Литмир - Электронная Библиотека
A
A

– Она не заплачет?

– Ну что вы, герр Вебер, – фрау Мур усмехнулась и стала вдруг очень похожа на брата, – Это на редкость разумный ребенок. Но я вижу, вы так и не дождались своего кофе?

Гейнрих Вебер, главный редактор, смотрел на жену Томаса Мура и чувствовал, что у него внутри что-то оживает и разворачивается. Что-то давно забытое, теплое, как бумага на солнце, подернутое тонкой золотой пудрой, ветхое и хрустящее. Ему казалось, что его годы слетают с него, словно исписанные листы, которые случайный сквозняк сдувает со стола и разбрасывает по комнате. Он неосознанно повел плечами. Почему-то ему казалось, что фрау Мур видит это ощущение так же ясно, как его лицо.

– Дорогая фрау Мур, вы ведь не откажетесь выпить со мной вместе кофе?

– Кофе из машины? – она наморщила нос, – Нет, герр Вебер, прошу прощения, это не для меня.

– О нет! – он рассмеялся, – Как вы могли подумать! Я пытался пригласить вас в кондитерскую через дорогу. Простите, если это неуместно…
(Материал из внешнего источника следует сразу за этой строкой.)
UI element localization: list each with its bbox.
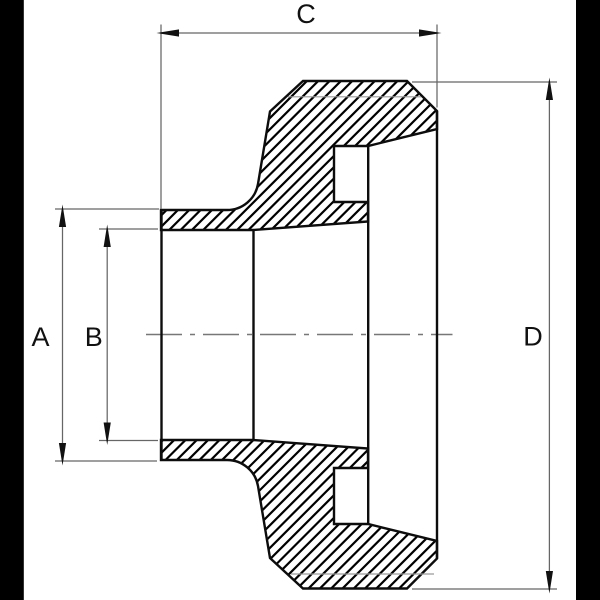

– Нет, почему же, – она улыбнулась, – Очень уместно. Я как раз припарковалась на Блюменгассе и мне не придется переставлять машину, а вы сможете потом легко вернуться в редакцию.

Стоя у окна и помешивая кофе ложечкой, Рейнхард наблюдал, как его сестра и главный редактор переходят дорогу, как Вебер открывает перед ней дверь кондитерской. Что же, может у Эскивы получится то, что пока не получилось ни у кого – вернуть к жизни Гейнриха Вебера, дай то бог. Рейнхарду нравился Вебер, не только как главный редактор, но и как человек, отличный парень этот Вебер.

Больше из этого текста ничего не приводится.